Since then, the latest numbers from Genscape’s North American LNG Supply & Demand data show that Sabine Pass has exported 156 cargoes from the first three of its six planned liquefaction trains, the equivalent of about 520 Bcf of natural gas, assuming all cargoes were loaded to capacity. Nearly a fourth of the shipped cargoes (37) went to Mexico. Another 34 cargoes, or 22%, went to Asia, primarily to South Korea, Japan and China.
The third-largest destination was South America, with 31 cargoes (20%) received to date, mostly by Chile. The Middle East and Europe have received about 20 cargoes (14%) each. Another nine (6%) went to India; and the remaining cargoes were one- and two-offs to Egypt and the Dominican Republic, respectively. Cheniere kicked off its 20-year sale and purchase agreement (SPA) with Korea Gas Corp. (KOGAS) for Train 3 production in June 2017, and as of this month, it had also delivered its first commercially contracted volumes from Train 2 to Gas Natural Fenosa and BG Gulf Coast LNG.
Glut? US shale output seen posting 9th straight monthly rise.
U.S. shale oil production for September which includes a new regional data input, is forecast to rise by 117,000 barrels per day to 6.15 million bpd, its ninth consecutive monthly rise -- EIA.
The total forecast figure has expanded to include the Anadarko region, a growing and prolific shale play that has the second-most operating rigs, at 129, after the Permian's 373, according to the EIA's monthly drilling productivity report.

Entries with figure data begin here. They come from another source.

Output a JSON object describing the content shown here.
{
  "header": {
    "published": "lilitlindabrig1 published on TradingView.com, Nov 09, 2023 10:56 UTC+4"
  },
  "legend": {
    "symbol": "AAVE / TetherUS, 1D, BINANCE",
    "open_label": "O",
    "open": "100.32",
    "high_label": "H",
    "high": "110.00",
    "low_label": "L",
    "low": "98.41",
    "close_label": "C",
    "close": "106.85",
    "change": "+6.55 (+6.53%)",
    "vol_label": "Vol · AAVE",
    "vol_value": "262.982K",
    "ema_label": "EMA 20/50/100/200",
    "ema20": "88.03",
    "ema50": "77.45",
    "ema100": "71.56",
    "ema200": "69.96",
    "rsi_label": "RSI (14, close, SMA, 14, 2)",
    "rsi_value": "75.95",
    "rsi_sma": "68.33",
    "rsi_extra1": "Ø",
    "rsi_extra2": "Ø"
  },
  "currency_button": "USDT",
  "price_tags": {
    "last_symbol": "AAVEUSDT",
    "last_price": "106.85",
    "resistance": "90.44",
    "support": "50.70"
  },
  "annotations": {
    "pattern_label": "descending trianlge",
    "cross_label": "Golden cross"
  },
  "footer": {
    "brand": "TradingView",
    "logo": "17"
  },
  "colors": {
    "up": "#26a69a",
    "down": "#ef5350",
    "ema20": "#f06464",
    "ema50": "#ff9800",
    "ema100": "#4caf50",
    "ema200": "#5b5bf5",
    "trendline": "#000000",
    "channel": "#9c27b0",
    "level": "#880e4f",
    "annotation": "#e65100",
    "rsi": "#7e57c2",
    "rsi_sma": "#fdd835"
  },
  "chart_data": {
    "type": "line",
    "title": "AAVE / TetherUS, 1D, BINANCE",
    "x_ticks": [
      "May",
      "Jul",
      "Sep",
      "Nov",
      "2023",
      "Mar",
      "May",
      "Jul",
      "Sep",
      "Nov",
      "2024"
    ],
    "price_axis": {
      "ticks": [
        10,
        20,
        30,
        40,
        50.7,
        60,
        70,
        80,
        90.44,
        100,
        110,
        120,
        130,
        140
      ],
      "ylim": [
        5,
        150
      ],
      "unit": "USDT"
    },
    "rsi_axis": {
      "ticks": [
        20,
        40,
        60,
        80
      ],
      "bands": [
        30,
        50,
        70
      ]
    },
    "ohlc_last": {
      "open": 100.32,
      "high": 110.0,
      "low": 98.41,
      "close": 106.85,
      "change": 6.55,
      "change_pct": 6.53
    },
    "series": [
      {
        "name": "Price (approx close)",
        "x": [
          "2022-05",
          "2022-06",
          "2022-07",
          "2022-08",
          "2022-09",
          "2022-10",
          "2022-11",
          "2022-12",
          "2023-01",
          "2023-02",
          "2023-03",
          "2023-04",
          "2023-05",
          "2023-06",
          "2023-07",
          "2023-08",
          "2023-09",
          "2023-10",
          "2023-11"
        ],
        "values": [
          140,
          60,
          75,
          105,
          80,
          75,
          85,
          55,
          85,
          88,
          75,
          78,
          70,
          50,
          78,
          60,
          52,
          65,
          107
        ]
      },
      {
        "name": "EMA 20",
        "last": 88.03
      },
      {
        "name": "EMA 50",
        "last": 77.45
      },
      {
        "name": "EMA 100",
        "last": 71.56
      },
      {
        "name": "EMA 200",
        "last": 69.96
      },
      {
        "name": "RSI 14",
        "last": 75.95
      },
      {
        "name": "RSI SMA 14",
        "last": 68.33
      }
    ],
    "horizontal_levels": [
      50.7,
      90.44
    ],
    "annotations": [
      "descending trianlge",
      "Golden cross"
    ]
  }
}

The EIA added that the region has become "the target of many producers using improved drilling and completion technology to this already well-established oil and gas producing basin."
Meanwhile, the EIA is combining the Marcellus and Utica regions into a new Appalachia region to help the precision of its productivity estimates.
Without the addition, total shale output for September would have been forecast to rise by 106,000 bpd to 5.69 million bpd.
In the Permian Basin, oil output is set to rise by 64,000 bpd to 2.6 million bpd. In the Eagle Ford, oil output is forecast to rise by 14,000 bpd to 1.39 million bpd.
In North Dakota's Bakken, oil production is expected to rise by 10,000 bpd to 1.05 million bpd. [Memo to self: send note to Art Berman.]
DUCs in the Permian: according to John Kemp over at Twitter, 485 wells drilled in the Permian in July, but only 350 were completed. The number of DUCs in the Permian now stand at 2,330, compared to about 900 in the Bakken. If the ratio of DUCs to shut-in wells in the Permian is similar to the ratio in the Bakken, there could be as many as 4,000 shut-in wells in the Permian. This is not good news for US shale companies, but is terrifying news for the Saudis.